Я играю во вращающиеся тарелки. Я вращаю боксерскую пластину. Я кручу тарелку для тхэквондо. Я кручу тарелку для джиу-джитсу. Кручу пластину для вольной борьбы. Я вращаю пластину для карате. Если бы я поставил их все и закрутил одну боксерскую пластину, это было бы похоже на груз с моих плеч.
Я чувствую, что достаточно силен, чтобы мне не нужно было ничего делать, чтобы включить мяч. Когда я это делаю — когда я готов взять мяч в центр, когда я готов пойти другим путем — тогда я могу включить мяч.
Когда мяч попадал в цель, моей первой реакцией как шорт-стопа всегда было идти в направлении мяча. Вы не можете сделать это на первой базе. Вы заходите слишком далеко в этом направлении, и трудно вернуться назад и быть готовым выбрать бросок.

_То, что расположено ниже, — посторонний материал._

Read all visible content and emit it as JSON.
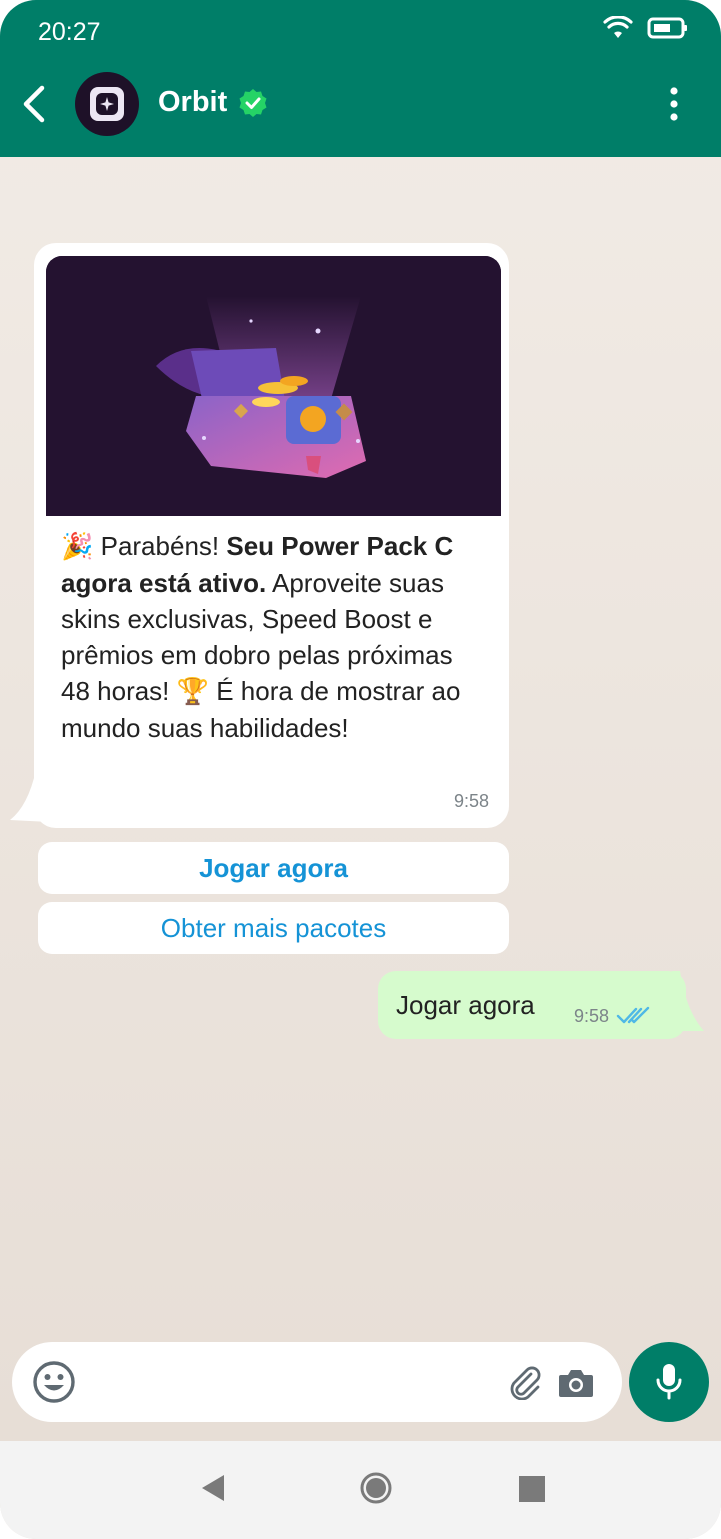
{
  "status_bar": {
    "time": "20:27",
    "wifi_icon": "wifi-icon",
    "battery_icon": "battery-icon"
  },
  "header": {
    "contact_name": "Orbit",
    "verified": true,
    "back_icon": "back-arrow-icon",
    "menu_icon": "more-vertical-icon"
  },
  "colors": {
    "header": "#007e68",
    "incoming_bubble": "#ffffff",
    "outgoing_bubble": "#d6fbcd",
    "link_blue": "#1593d6",
    "read_ticks": "#4fb8e6"
  },
  "incoming_message": {
    "emoji_party": "🎉",
    "text_1": " Parabéns! ",
    "text_bold": "Seu Power Pack C agora está ativo.",
    "text_2": " Aproveite suas skins exclusivas, Speed Boost e prêmios em dobro pelas próximas 48 horas! ",
    "emoji_trophy": "🏆",
    "text_3": " É hora de mostrar ao mundo suas habilidades!",
    "time": "9:58"
  },
  "quick_replies": [
    {
      "label": "Jogar agora"
    },
    {
      "label": "Obter mais pacotes"
    }
  ],
  "outgoing_message": {
    "text": "Jogar agora",
    "time": "9:58",
    "status": "read"
  },
  "composer": {
    "emoji_icon": "emoji-icon",
    "attach_icon": "paperclip-icon",
    "camera_icon": "camera-icon",
    "mic_icon": "microphone-icon"
  },
  "navigation": {
    "back": "nav-back-icon",
    "home": "nav-home-icon",
    "recents": "nav-recents-icon"
  }
}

Когда я был совсем маленьким, я сидел на заднем сиденье папиной машины, когда он играл музыку старой школы. Он выключал музыку и оборачивался, а я пела и знала все слова, но я даже не знала, как говорить. С тех пор я всегда хотел быть певцом.
Менять направление крупной компании все равно, что пытаться перевернуть авианосец. Проходит миля, прежде чем что-то происходит. А если это был неверный поворот, возвращение на курс занимает еще больше времени.
Я переворачиваю предложения. Это моя жизнь. Я пишу предложение, а затем переворачиваю его. Потом смотрю на него и снова переворачиваю. Затем я обедаю. Затем я возвращаюсь и пишу еще одно предложение. Затем я пью чай и переворачиваю новое предложение. Затем я перечитываю два предложения и переворачиваю их оба. Потом ложусь на диван и думаю. Затем я встаю, выбрасываю их и начинаю сначала.
Я нахожу мяч и думаю: «Куда он летит и куда мне нужно идти?» Это просто возвращает меня в игру, и это самая простая вещь, но она стала чем-то вроде моей футбольной мантры. Я просто использую мяч как точку фокусировки и возвращаюсь в исходное положение, отвлекающие мысли исчезают, и я снова в игре.
Кошки слишком независимы. Они бесят меня. Они играют, когда хотят, а потом отворачиваются от вас. Собаки, вы бросаете мяч, а они возвращают его, высунув язык и виляя хвостом. Кошки такие: «Не сейчас, слишком занят». Определенно человек-собака. Кроме тех случаев, когда дело доходит до уборки за ними! Кошки выигрывают!
Некоторые комики, с которыми вы работаете, включаются только тогда, когда включается камера, и ведут себя как грустные клоуны, когда камера выключена. А потом они оживают, когда включается камера. И ты такой: «О, черт. Ты не депрессивный клубок депрессии, но ты на самом деле забавный».
Мир времени, пространства и состояния, удовольствия и боли, рождения, роста, созревания, распада и смерти, вращение, вращение, вращение этого мира, всегда вращение.
На мой взгляд, кажется, что музыка принимает какой-то оборот. Посмотрите на Mumford and Sons и Lumineers. Кажется, люди и меломаны наслаждаются более художественной стороной музыки, и что популярная музыка меняет направление и принимает это, так что я ценю это.
Я думаю, что химия на самом деле о двух людях, которым нравится действовать вместе. Это как теннис в самом избитом смысле. Это как если ты ударишь по мячу, они отбивают мяч обратно, и они не бьют его по трибунам, и они не кладут мяч в карман и уходят - и они не спорят с судьей, ты знаешь?
Когда я впервые начал писать, это было через музыку. Я придумывал идеи для песен, которые затем превращались в рассказы, а затем в романы. Я был предвзят к музыке.
Это то, что я пытаюсь делать с музыкой: использовать любую энергию, которая уже есть, и посмотреть, куда меня приведет этот импульс. Иногда вы крутите этот встречный импульс в другом направлении, иногда вы принуждаете его думать о себе, а иногда вы держите его перед зеркалом. Но я не очень люблю прерывать и приходить, все разрушать и начинать все сначала. Я не такой парень.
Я всегда вбрасывал мяч, потому что тогда, если я возвращал мяч, я был единственным незамеченным игроком.
Когда-то музыка имитировала жизнь. Теперь все наоборот: жизнь имитирует музыку. Что бы ни говорили рэперы, люди думают, что такими мы и должны быть; но тогда мы смотрели на улицы и писали для этого музыку.